"Combat Sambo is more akin to MMA..The sport is seen as brutal, because they allow headbutts and groin strikes in addition to elbows and knees."
Sambo originated in the Soviet Union in the early 1920s. The word “Sambo” is actually an acronym for SAMozashchita Bez Oruzhiya, which literally translates to “self-defense without weapons”. The Soviet army used this system to train their soldiers, which was intended to be a combination of many other styles of martial arts.
Viktor Spiridonov and Vasili Oshchepkov are most responsible for developing Sambo into what it is today. They each developed different styles but later blended them together to create modern Sambo. Oshchepkov’s system was called “Free wrestling”, a form of catch wrestling. Oshchepkov also learned judo from Kano Jigoro while living in Japan and incorporated much of what he learned into his own technique. Spiridonov’s style was softer and required the practitioner to use less strength.

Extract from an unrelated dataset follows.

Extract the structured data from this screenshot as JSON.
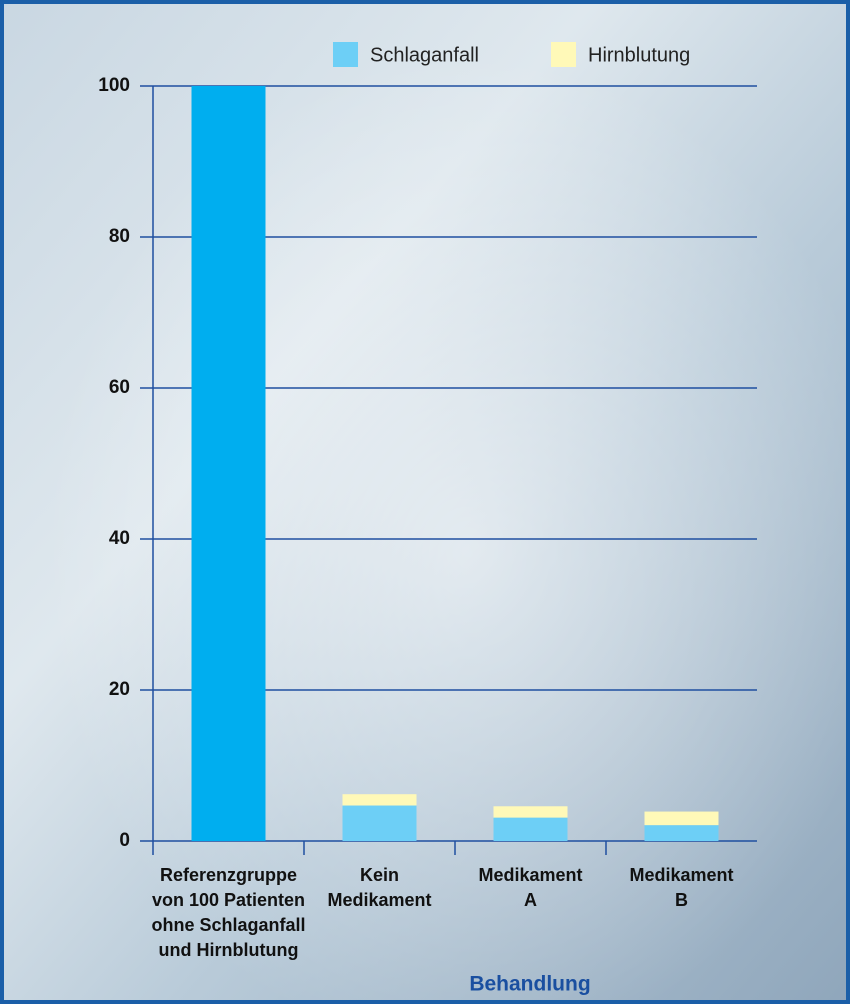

There are two major forms of Sambo: Combat Sambo and Sport Sambo. Strikes are not allowed in Sport Sambo, which is the principal difference between the two. In Sport Sambo, the focus is more on grappling with your opponent. While you can’t do any form of chokehold, you are allowed to submit using various leg locks. Throwing your opponent using judo or wrestling techniques is also encouraged.
Combat Sambo is more akin to MMA. Opponents employ a combination of striking and grappling to score points. The sport is seen as brutal, because they allow headbutts and groin strikes in addition to elbows and knees.
A Sambo practitioner will have to wear either a red or blue kurtka or sambovka, along with wrestling style shoes and shorts to match the color of the kurtka. Unlike some other martial arts, there is no belt ranking system. Ranking is entirely up to various sport organizations, depending on experience level.